OK. I only consider to increase the alignment constraint to 32 or 64 bytes for arrays. The problem of doing it globally via the internal definition of Julia is that it will waste some memory space for small arrays and may reduce global performance of applications. But it is not a problem for local experiments.

I have implemented a C++ ND-array library called Legolas++ which allow to control the underlying data layout with type parameters (slides). The idea was to allow for automatic vectorization of arbitrary algorithms applied to a collection of equally sized problems. I think that it can be efficiently written in Julia but the control of the memory alignment would greatly simplify this work.

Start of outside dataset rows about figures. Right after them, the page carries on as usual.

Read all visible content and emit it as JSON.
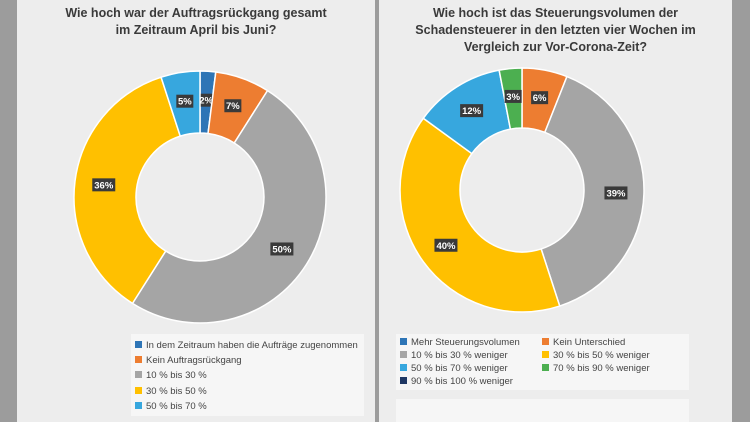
{
  "chart_data": [
    {
      "type": "pie",
      "variant": "donut",
      "title": "Wie hoch war der Auftragsrückgang gesamt im Zeitraum April bis Juni?",
      "categories": [
        "In dem Zeitraum haben die Aufträge zugenommen",
        "Kein Auftragsrückgang",
        "10 % bis 30 %",
        "30 % bis 50 %",
        "50 % bis 70 %"
      ],
      "values": [
        2,
        7,
        50,
        36,
        5
      ],
      "value_labels": [
        "2%",
        "7%",
        "50%",
        "36%",
        "5%"
      ],
      "colors": [
        "#2e75b6",
        "#ed7d31",
        "#a5a5a5",
        "#ffc000",
        "#37a7de"
      ],
      "legend_position": "bottom"
    },
    {
      "type": "pie",
      "variant": "donut",
      "title": "Wie hoch ist das Steuerungsvolumen der Schadensteuerer in den letzten vier Wochen im Vergleich zur Vor-Corona-Zeit?",
      "categories": [
        "Mehr Steuerungsvolumen",
        "Kein Unterschied",
        "10 % bis 30 % weniger",
        "30 % bis 50 % weniger",
        "50 % bis 70 % weniger",
        "70 % bis 90 % weniger",
        "90 % bis 100 % weniger"
      ],
      "values": [
        0,
        6,
        39,
        40,
        12,
        3,
        0
      ],
      "value_labels": [
        "",
        "6%",
        "39%",
        "40%",
        "12%",
        "3%",
        ""
      ],
      "colors": [
        "#2e75b6",
        "#ed7d31",
        "#a5a5a5",
        "#ffc000",
        "#37a7de",
        "#4caf50",
        "#1f3864"
      ],
      "legend_position": "bottom"
    }
  ]
}
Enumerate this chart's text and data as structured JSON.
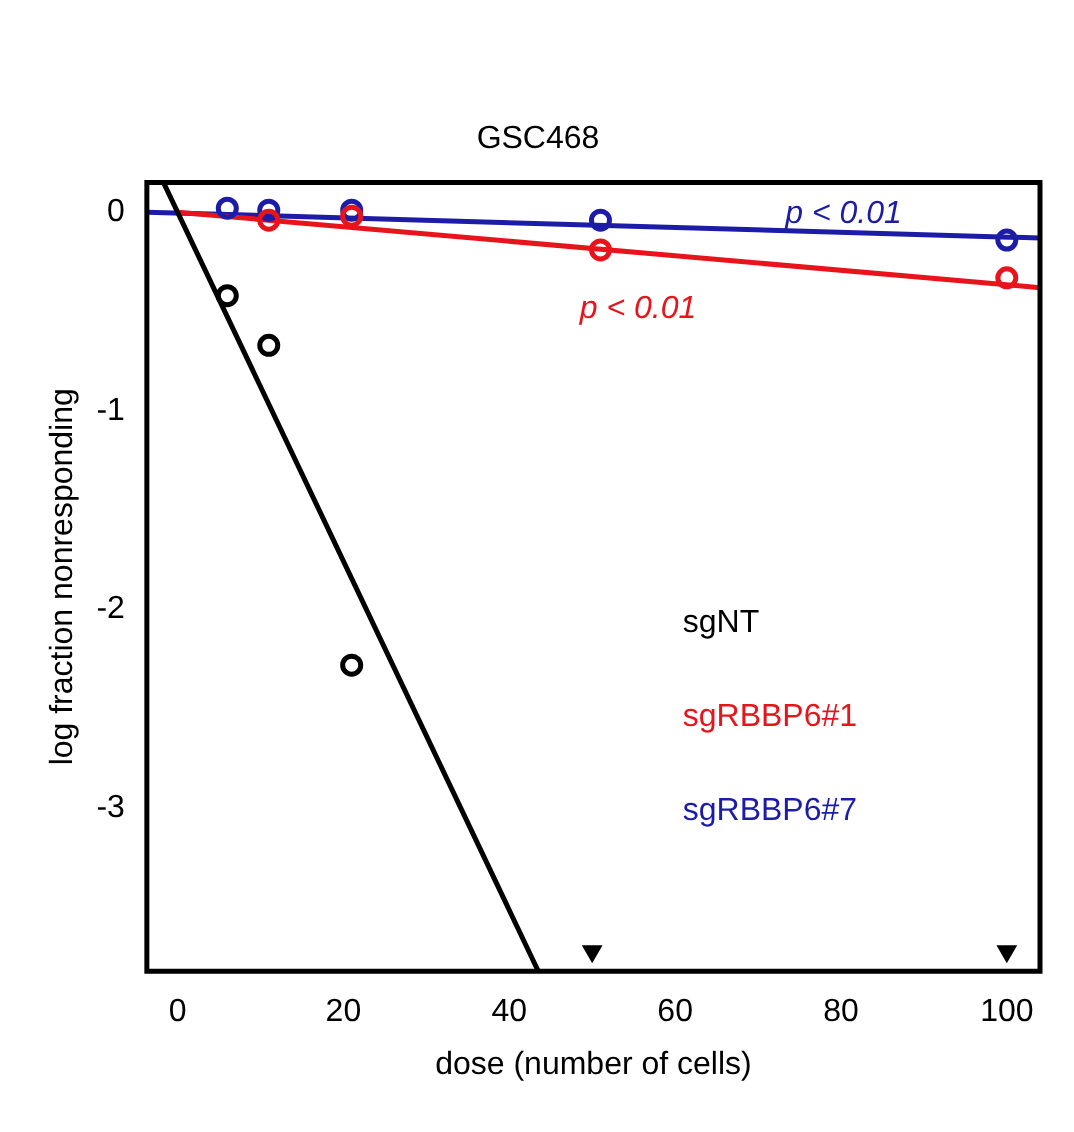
{
  "chart_data": {
    "type": "scatter",
    "title": "GSC468",
    "xlabel": "dose (number of cells)",
    "ylabel": "log fraction nonresponding",
    "xlim": [
      -3.7,
      104
    ],
    "xticks": [
      0,
      20,
      40,
      60,
      80,
      100
    ],
    "ylim": [
      -3.82,
      0.15
    ],
    "yticks": [
      0,
      -1,
      -2,
      -3
    ],
    "grid": false,
    "legend": "bottom right",
    "marker": "circle",
    "series": [
      {
        "name": "sgNT",
        "color": "#000000",
        "x": [
          6,
          11,
          21
        ],
        "values": [
          -0.42,
          -0.67,
          -2.28
        ]
      },
      {
        "marker": "triangle",
        "color": "#000000",
        "x": [
          50,
          100
        ],
        "values": [
          -3.72,
          -3.72
        ]
      },
      {
        "name": "sgRBBP6#1",
        "color": "#e8141c",
        "x": [
          11,
          21,
          51,
          100
        ],
        "values": [
          -0.04,
          -0.02,
          -0.19,
          -0.33
        ]
      },
      {
        "name": "sgRBBP6#7",
        "color": "#1c1ca8",
        "x": [
          6,
          11,
          21,
          51,
          100
        ],
        "values": [
          0.02,
          0.01,
          0.01,
          -0.04,
          -0.14
        ]
      },
      {
        "type": "line",
        "marker": "none",
        "color": "#000000",
        "x": [
          -1.7,
          43.5
        ],
        "values": [
          0.15,
          -3.82
        ]
      },
      {
        "type": "line",
        "marker": "none",
        "color": "#e8141c",
        "x": [
          0,
          104
        ],
        "values": [
          0,
          -0.38
        ]
      },
      {
        "type": "line",
        "marker": "none",
        "color": "#1c1ca8",
        "x": [
          -3.7,
          104
        ],
        "values": [
          0,
          -0.13
        ]
      }
    ],
    "annotations": [
      "p < 0.01",
      "p < 0.01"
    ]
  }
}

No, I was thinking of having the pools used for small allocations set up so that things would be better aligned for their use, to avoid crossing cache lines also, for example.
It would not waste any more space than the current scheme.

OK I see, for a memory pool it should work. But if you have to deal with a large quantify of small objects, with sizes not being multiple of 16, then you will need some extra space… A kind of 1D Tetris problem :smiley:. This concern differs largely from mine where I want to play on very large chunks of memory and avoid to deal with nonalignment prologues.

Because of the variety of situations, I guess that in the end, a kind of control on the allocator may be interesting to have.

I think that enforcing 64-byte alignment on >= 2KB objects, plus guaranteed padding to a multiple of 64 byte (so that you can’t corrupt memory by overwriting the trailing rest of the last line) would not be too expensive and be very nice for a lot of code (and I have the feeling that this is already the case, only undocumented and hence open to changes without warning). But at this point someone who actually understands the pool allocator should chime in.

Depending on how your target arch reacts to alignment failures for the instructions you use, you can then get a very simple prologue: Either nothing (tiny objects are still handled correctly, only slower, but being fast on them is not your goal anyway), or do an alignment check and punt to generic fall-backs in case of alignment failure.